Bambi Edlund
I went to New York this week to see the fabulous new play Hello Failure by Seattle's own Kristen Kosmas at P.S. 122, and to take care of some business, get into some trouble, and check in on some friends. I'm reporting to you now from the exotic and glamorous Bushwick neighborhood of Brooklyn, which is not, apparently, the namesake of Houston rapper Bushwick Bill of the Geto Boys, but which is the latest Brooklyn neighborhood to be infested with the plague of conformist Williamsburg hipsters seeking cheap rent who are incrementally destroying New York in every direction. (No offense to the conformist Williamsburg hipsters who let me crash at their place and use their computer.)
Yes, it's another glorious week in New York for your humble columnist, starting at JFK airport, where, in the process of helping a charming little old lady (probably a pickpocket) negotiate the proper series of shuttle and train transfers to Manhattan to visit her ailing sister-in-law, I groggily got on the E train with her, not on my train at all, and proceeded to spend the morning of my first day on a leisurely tour of many, many different subway stops across the boroughs of Queens, Brooklyn, and Manhattan. I was heading to a 9:30 meeting down on Wall Street, not because my indie-rock fortunes require that I personally monitor the stock exchange, but for altogether more tragic and hilarious reasons. In the aftermath of 9/11, most of the banks and investment brokerages started hightailing it out of the financial district and setting up shop in the relatively more bustling areas of Midtown, where they could kid themselves that they would be safer from terrorist attack at least until the terrorists got hard-ons for Radio City Music Hall. Unfortunately, that area was the traditional home of all the record labels and TV networks, and as the rents started rising and the suits started pouring into the neighborhood, the first people to be displaced were the smaller labels and publishing houses operating on the lower floors of Rockefeller Center. Those small labels and publishers went where the office rents were cheapest, down in the now half-deserted canyons of Wall Street. The juxtaposition of rock slouchers and financial district bluebloods is a treat for the eye.
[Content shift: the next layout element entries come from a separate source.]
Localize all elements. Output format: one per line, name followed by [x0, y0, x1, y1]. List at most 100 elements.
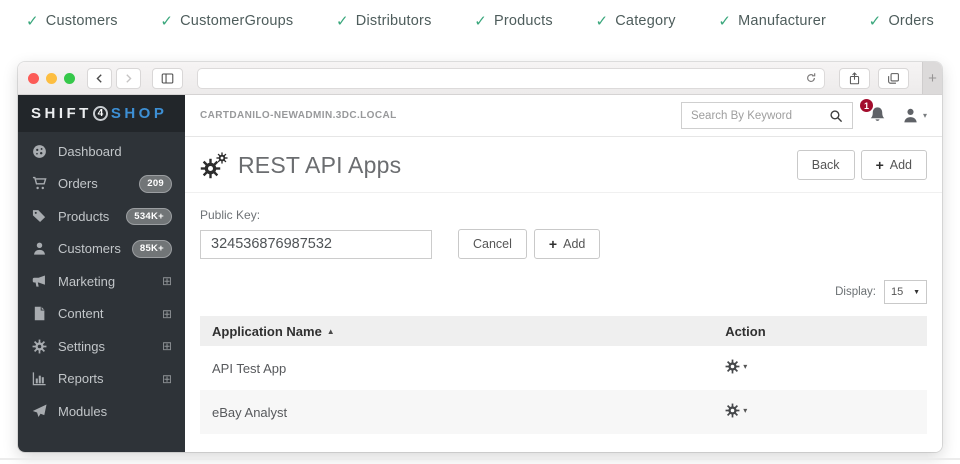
- admin-app: SHIFT 4 SHOP Dashboard Orders 209 Produ: [18, 95, 942, 452]
- gear-icon: [725, 359, 740, 374]
- table-body: API Test App ▾ eBay Analyst ▾: [200, 346, 927, 434]
- migration-status-label: Products: [494, 13, 553, 29]
- document-icon: [31, 306, 47, 322]
- expand-icon[interactable]: ⊞: [162, 340, 172, 352]
- cart-icon: [31, 176, 47, 192]
- sidebar-item-marketing[interactable]: Marketing ⊞: [18, 265, 185, 298]
- application-name-column-header[interactable]: Application Name ▲: [212, 324, 725, 339]
- browser-sidebar-toggle-button[interactable]: [152, 68, 183, 89]
- minimize-window-button[interactable]: [46, 73, 57, 84]
- migration-status-item: ✓ Manufacturer: [718, 12, 826, 30]
- check-icon: ✓: [869, 12, 882, 30]
- page-title: REST API Apps: [238, 152, 401, 179]
- customer-icon: [31, 241, 47, 257]
- admin-topbar: CARTDANILO-NEWADMIN.3DC.LOCAL 1: [185, 95, 942, 137]
- sidebar-item-label: Customers: [58, 241, 121, 256]
- sidebar-item-reports[interactable]: Reports ⊞: [18, 363, 185, 396]
- tabs-icon: [887, 72, 900, 85]
- public-key-input[interactable]: [200, 230, 432, 259]
- notification-count-badge: 1: [859, 98, 874, 113]
- api-apps-table: Application Name ▲ Action API Test App ▾…: [200, 316, 927, 434]
- browser-window: + SHIFT 4 SHOP Dashboard Orders 209: [18, 62, 942, 452]
- topbar-actions: 1 ▾: [681, 102, 927, 129]
- sidebar-item-label: Settings: [58, 339, 105, 354]
- display-label: Display:: [835, 286, 876, 298]
- migration-status-item: ✓ CustomerGroups: [160, 12, 293, 30]
- expand-icon[interactable]: ⊞: [162, 308, 172, 320]
- sidebar-item-label: Products: [58, 209, 109, 224]
- migration-status-label: Manufacturer: [738, 13, 826, 29]
- migration-status-item: ✓ Category: [595, 12, 675, 30]
- application-name-cell: eBay Analyst: [212, 405, 725, 420]
- sidebar-item-products[interactable]: Products 534K+: [18, 200, 185, 233]
- close-window-button[interactable]: [28, 73, 39, 84]
- page-size-select[interactable]: 15 ▼: [884, 280, 927, 304]
- public-key-section: Public Key: Cancel + Add: [185, 193, 942, 259]
- sidebar-item-customers[interactable]: Customers 85K+: [18, 233, 185, 266]
- sidebar-item-label: Marketing: [58, 274, 115, 289]
- search-input[interactable]: [691, 110, 823, 122]
- row-actions-menu[interactable]: ▾: [725, 359, 747, 374]
- chevron-right-icon: [123, 73, 134, 84]
- application-name-cell: API Test App: [212, 361, 725, 376]
- sidebar-panel-icon: [161, 72, 174, 85]
- browser-tabs-button[interactable]: [878, 68, 909, 89]
- sidebar-item-settings[interactable]: Settings ⊞: [18, 330, 185, 363]
- cancel-button[interactable]: Cancel: [458, 229, 527, 259]
- keyword-search-box[interactable]: [681, 102, 853, 129]
- user-icon: [902, 107, 919, 124]
- window-controls: [28, 73, 75, 84]
- browser-back-button[interactable]: [87, 68, 112, 89]
- table-header: Application Name ▲ Action: [200, 316, 927, 346]
- sidebar-item-label: Dashboard: [58, 144, 122, 159]
- sidebar-item-label: Orders: [58, 176, 98, 191]
- check-icon: ✓: [336, 12, 349, 30]
- migration-status-label: Orders: [888, 13, 934, 29]
- row-actions-menu[interactable]: ▾: [725, 403, 747, 418]
- page-size-value: 15: [891, 286, 903, 298]
- sidebar-item-modules[interactable]: Modules: [18, 395, 185, 428]
- check-icon: ✓: [160, 12, 173, 30]
- browser-forward-button[interactable]: [116, 68, 141, 89]
- sidebar-item-label: Modules: [58, 404, 107, 419]
- logo-text-shop: SHOP: [111, 105, 168, 122]
- chevron-down-icon: ▾: [743, 362, 747, 371]
- chevron-down-icon: ▼: [913, 289, 920, 296]
- sidebar-item-dashboard[interactable]: Dashboard: [18, 135, 185, 168]
- notifications-bell-icon[interactable]: 1: [868, 106, 887, 125]
- migration-status-label: CustomerGroups: [180, 13, 293, 29]
- dashboard-icon: [31, 143, 47, 159]
- sidebar-item-orders[interactable]: Orders 209: [18, 168, 185, 201]
- browser-chrome: +: [18, 62, 942, 95]
- account-menu[interactable]: ▾: [902, 107, 927, 124]
- shift4shop-logo[interactable]: SHIFT 4 SHOP: [18, 95, 185, 132]
- check-icon: ✓: [595, 12, 608, 30]
- migration-status-item: ✓ Distributors: [336, 12, 432, 30]
- check-icon: ✓: [718, 12, 731, 30]
- refresh-icon[interactable]: [805, 72, 817, 84]
- browser-share-button[interactable]: [839, 68, 870, 89]
- sidebar-menu: Dashboard Orders 209 Products 534K+ Cust: [18, 132, 185, 428]
- gear-icon: [31, 338, 47, 354]
- url-input[interactable]: [205, 71, 805, 85]
- search-icon[interactable]: [829, 109, 843, 123]
- count-badge: 534K+: [126, 208, 172, 226]
- expand-icon[interactable]: ⊞: [162, 373, 172, 385]
- public-key-label: Public Key:: [200, 208, 927, 222]
- migration-status-label: Category: [615, 13, 675, 29]
- store-domain-breadcrumb: CARTDANILO-NEWADMIN.3DC.LOCAL: [200, 110, 397, 121]
- sidebar: SHIFT 4 SHOP Dashboard Orders 209 Produ: [18, 95, 185, 452]
- add-app-button[interactable]: + Add: [861, 150, 927, 180]
- chevron-down-icon: ▾: [923, 111, 927, 120]
- add-key-button[interactable]: + Add: [534, 229, 600, 259]
- sidebar-item-label: Content: [58, 306, 104, 321]
- new-tab-button[interactable]: +: [922, 62, 942, 94]
- table-row: eBay Analyst ▾: [200, 390, 927, 434]
- browser-address-bar[interactable]: [197, 68, 825, 89]
- zoom-window-button[interactable]: [64, 73, 75, 84]
- expand-icon[interactable]: ⊞: [162, 275, 172, 287]
- migration-status-label: Customers: [46, 13, 118, 29]
- back-button[interactable]: Back: [797, 150, 855, 180]
- sidebar-item-content[interactable]: Content ⊞: [18, 298, 185, 331]
- gear-icon: [725, 403, 740, 418]
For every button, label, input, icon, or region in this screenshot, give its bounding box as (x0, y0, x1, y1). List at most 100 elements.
After my high-powered showbiz meetings downtown, where it was agreed that we were all soon to realize fantastic riches from humping the bloated corpse of indie rock as long as I was assiduous in keeping my artistic integrity absolutely intact (damn!), I had the first of 13 meals I was to have that day. Ah, New York, you make such a delightful roast beef sandwich. I walked up from the Battery to 14th Street, through Chinatown and the East Village, shaking my moneymaker on Avenue A with the walking American Apparel ads in Ron Wood fright wigs who make up the downtown scene. Ten thousand Serpicos and not a single Annie Hall. Eventually I migrated to Park Slope, where I searched high and low for a jar of maraschino cherries to take as a gift to a dinner party later that night. My host, a popular comedian who plays the role of an unhip brand of computer in TV commercials for a hip brand of computer, had asked me to bring the cherries as some kind of test or as a private gag, for when I arrived at the dinner and presented him with the cherries, he simply nodded, smiled, and put them aside, using them in neither the dinner nor the drinks. I suspect it may have been the first of many Comic Guild initiation rituals I'll be asked to perform before I'm finally trusted enough to be introduced to Jerry Stiller. One of the other guests at dinner was the guitarist Kaki King, who has a new record released this week called Dreaming of Revenge I can heartily recommend. Conversation around the table ranged from a discussion of Thomas Dolby's performance at the recent TED Conference in Monterey, Calif., to a long story about an affair the actress Sean Young had with Patrick Stewart's teenage son during the filming of Dune. Standard high-geek fare.
By 2 a.m. I was back at Little Frankie's on First Avenue eating lasagna with a group of Seattle theater expats. A particular filmmaker sat at my right elbow while I ate, babbling with increasing hysteria about owls and Freemasonry, and seemed genuinely baffled when I made the suggestion that perhaps his habitual drunkenness and massive drug intake contributed to his perception that he was being watched by plastic birds. Let that be a lesson to anyone who tries to kick their drug habit by moving to Manhattan.